Keene reviews Kingston (part 2)
MY COMMENTS ON KEENE'S REVIEW
Ray Keene utterly eviscerates Taylor Kingston's
review of Aron Nimzowitsch: A Reappraisal.
My heavens, yes.
Keene notes that several criticisms by NM Taylor
Kingston, the man who lies about having "standards,"
are strawmen of his own devising. NM Kingston
criticizes Keene for failing to note earlier games
when such was not the author's purpose and when such
was clearly unnecessary. Then, embarrassingly,
Kingston himself does not know the stem games. For
example, Nimzo-Jokstad and Staunton-Bristol. Kingston
over looks Paulsen-Tarrasch, though it stares up at
him right on the page.
GM Keene points up the truly horrible and arid
pomposity of NM Kingston's prose by skewering the many
easy, false claims made by rgcp's most ungraciously
or, perhaps, disgraciously self-promoted pawn.

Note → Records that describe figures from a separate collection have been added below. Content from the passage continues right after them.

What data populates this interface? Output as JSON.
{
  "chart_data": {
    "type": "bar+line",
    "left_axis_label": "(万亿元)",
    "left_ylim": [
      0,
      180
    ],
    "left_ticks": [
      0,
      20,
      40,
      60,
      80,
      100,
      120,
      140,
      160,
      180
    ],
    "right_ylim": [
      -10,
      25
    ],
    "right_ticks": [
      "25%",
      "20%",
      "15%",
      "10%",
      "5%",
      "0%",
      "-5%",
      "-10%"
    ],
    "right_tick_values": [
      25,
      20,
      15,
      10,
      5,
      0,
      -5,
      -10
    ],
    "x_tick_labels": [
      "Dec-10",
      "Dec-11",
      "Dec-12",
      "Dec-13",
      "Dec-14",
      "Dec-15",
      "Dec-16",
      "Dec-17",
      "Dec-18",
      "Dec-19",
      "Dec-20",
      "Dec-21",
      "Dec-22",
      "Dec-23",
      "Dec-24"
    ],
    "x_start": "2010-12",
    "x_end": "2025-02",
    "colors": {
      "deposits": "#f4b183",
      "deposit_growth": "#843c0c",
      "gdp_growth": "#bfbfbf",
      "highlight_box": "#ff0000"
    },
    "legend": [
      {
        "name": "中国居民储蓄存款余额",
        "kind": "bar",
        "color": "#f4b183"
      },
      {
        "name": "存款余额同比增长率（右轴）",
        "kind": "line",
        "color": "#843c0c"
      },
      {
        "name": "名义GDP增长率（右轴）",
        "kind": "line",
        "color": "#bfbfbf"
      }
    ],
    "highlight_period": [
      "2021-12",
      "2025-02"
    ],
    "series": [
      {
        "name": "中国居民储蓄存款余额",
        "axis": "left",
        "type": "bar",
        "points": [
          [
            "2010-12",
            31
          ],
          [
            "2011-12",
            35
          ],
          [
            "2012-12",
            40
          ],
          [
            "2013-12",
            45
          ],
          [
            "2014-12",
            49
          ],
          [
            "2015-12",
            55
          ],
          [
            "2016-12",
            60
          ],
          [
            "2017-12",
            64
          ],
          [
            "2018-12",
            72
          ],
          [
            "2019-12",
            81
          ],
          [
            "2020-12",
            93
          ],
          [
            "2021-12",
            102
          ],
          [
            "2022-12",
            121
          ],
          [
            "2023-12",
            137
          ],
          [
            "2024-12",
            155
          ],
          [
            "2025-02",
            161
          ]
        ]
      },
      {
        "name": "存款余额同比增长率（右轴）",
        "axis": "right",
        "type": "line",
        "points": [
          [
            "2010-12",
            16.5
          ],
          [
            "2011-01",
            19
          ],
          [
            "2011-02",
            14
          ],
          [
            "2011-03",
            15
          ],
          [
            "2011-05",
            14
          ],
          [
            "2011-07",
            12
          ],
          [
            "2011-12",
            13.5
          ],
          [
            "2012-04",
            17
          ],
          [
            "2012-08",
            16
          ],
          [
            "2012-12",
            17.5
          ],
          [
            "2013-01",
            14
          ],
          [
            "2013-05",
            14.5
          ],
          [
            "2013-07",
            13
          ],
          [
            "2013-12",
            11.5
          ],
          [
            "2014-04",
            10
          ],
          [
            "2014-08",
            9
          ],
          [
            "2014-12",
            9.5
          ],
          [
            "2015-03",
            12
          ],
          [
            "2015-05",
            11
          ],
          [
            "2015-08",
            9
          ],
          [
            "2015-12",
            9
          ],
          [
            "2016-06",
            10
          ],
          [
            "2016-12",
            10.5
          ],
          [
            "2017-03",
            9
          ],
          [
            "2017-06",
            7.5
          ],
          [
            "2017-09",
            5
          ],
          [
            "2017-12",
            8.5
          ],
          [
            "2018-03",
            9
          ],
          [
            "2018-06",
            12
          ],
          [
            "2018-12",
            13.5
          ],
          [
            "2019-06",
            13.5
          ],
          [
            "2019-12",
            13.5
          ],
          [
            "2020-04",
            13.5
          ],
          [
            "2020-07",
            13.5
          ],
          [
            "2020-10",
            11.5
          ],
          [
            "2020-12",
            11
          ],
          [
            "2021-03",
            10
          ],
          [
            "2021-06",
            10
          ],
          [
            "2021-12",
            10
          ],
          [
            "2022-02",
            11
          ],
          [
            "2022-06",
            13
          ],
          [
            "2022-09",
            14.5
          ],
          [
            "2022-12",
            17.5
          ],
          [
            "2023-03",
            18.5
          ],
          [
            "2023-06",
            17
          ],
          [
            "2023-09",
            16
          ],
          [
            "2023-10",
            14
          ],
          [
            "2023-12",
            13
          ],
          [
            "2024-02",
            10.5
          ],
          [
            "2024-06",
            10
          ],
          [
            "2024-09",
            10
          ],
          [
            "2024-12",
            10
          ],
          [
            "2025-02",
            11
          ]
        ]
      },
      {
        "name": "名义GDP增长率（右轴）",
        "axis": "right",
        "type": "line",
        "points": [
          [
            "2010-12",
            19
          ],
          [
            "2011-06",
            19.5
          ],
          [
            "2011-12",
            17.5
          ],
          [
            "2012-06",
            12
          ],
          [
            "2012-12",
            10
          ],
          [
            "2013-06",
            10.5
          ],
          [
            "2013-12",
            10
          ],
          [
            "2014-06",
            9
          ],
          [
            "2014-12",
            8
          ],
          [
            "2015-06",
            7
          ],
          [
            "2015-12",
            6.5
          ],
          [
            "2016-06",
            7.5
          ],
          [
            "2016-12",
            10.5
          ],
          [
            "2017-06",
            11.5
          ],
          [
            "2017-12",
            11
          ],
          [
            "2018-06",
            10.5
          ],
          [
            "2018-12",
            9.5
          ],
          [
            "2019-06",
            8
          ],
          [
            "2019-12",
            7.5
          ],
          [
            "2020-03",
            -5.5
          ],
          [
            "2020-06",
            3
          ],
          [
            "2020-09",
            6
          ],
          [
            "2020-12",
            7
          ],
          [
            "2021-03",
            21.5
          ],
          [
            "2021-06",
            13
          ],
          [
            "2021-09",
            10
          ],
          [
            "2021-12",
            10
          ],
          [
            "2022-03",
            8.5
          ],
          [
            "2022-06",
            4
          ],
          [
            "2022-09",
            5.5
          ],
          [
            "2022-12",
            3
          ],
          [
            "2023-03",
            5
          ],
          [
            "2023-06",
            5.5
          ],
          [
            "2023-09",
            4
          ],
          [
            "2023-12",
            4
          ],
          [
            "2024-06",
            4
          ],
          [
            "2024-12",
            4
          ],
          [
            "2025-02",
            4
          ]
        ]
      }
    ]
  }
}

One of Keene's interesting points -- also made
by Alekhine in a somewhat different form in a letter
before NY 1927 -- is what would have happened if
Nimzowitsch had won or finished second in that
tournament. It is by no means certain that the Capa
match would have occurred. NY 1927 was a rare duck:
it walked and quacked like a candidates' tournament,
but it was not. Indeed, its walking and quacking were
so duck-like that even Alekhine was worried about his
status were he to perform poorly.
Any criticisms of Ray Keene's exposition? I
have one.He is a professional writer, and one of the
hallmarks of such a writer is not only writing prose
easy on the eye but also knowing what to leave out.
Edward Winter and some of the other ratpackers are
notable for treating all details equally. Not Keene.
Still even he nods now and then.
Look, Ray: when NM Kingston attacked you for
writing a book in a couple of days, I believe that
nearly every reader on this forum understood you
were meeting a deadline following a high-profile chess
match. Which indeed you were.
Ray: I don't believe you need to defend your many
books on top-level matches against the Winterian
ratpackers. Nearly every fairminded reader of this
forum understands that it is not an "admission" to
write a book in two days when you are under
market deadline. It is an ACHIEVEMENT, especially
when the volume shows spark and intelligence. (Of
course, you benefited from the post-mortems with Short
and Kasparov.)
The Winterians do not understand the world of
professional writing. They are windy amateurs whose
labors of love -- for we can give them that much
credit -- would benefit from selectivity (knowing what
to leave out) and a great deal more reading on their part.
Your citations leave NM Kingston gasping and, to
be sure, grasping for the next subject on which to
level another smear. Your comments on the stem games were
devastating, though we must not forget that searching for them
was never your purpose in the selections noted by Kingston.
Such, I know, was not your object. Yet the
unpleasant truth is that you have embarrassed NM
Kingston. You have incommoded his intellectual amour
propre. Based on his past behavior, you may encounter
two or three new anonymice attacking you and defending
him. These anonymice may be Niemand (who is NM
Kingston himself) or earlier incarnations such as Paulie Graf
and Xylothist, when he praised his own work!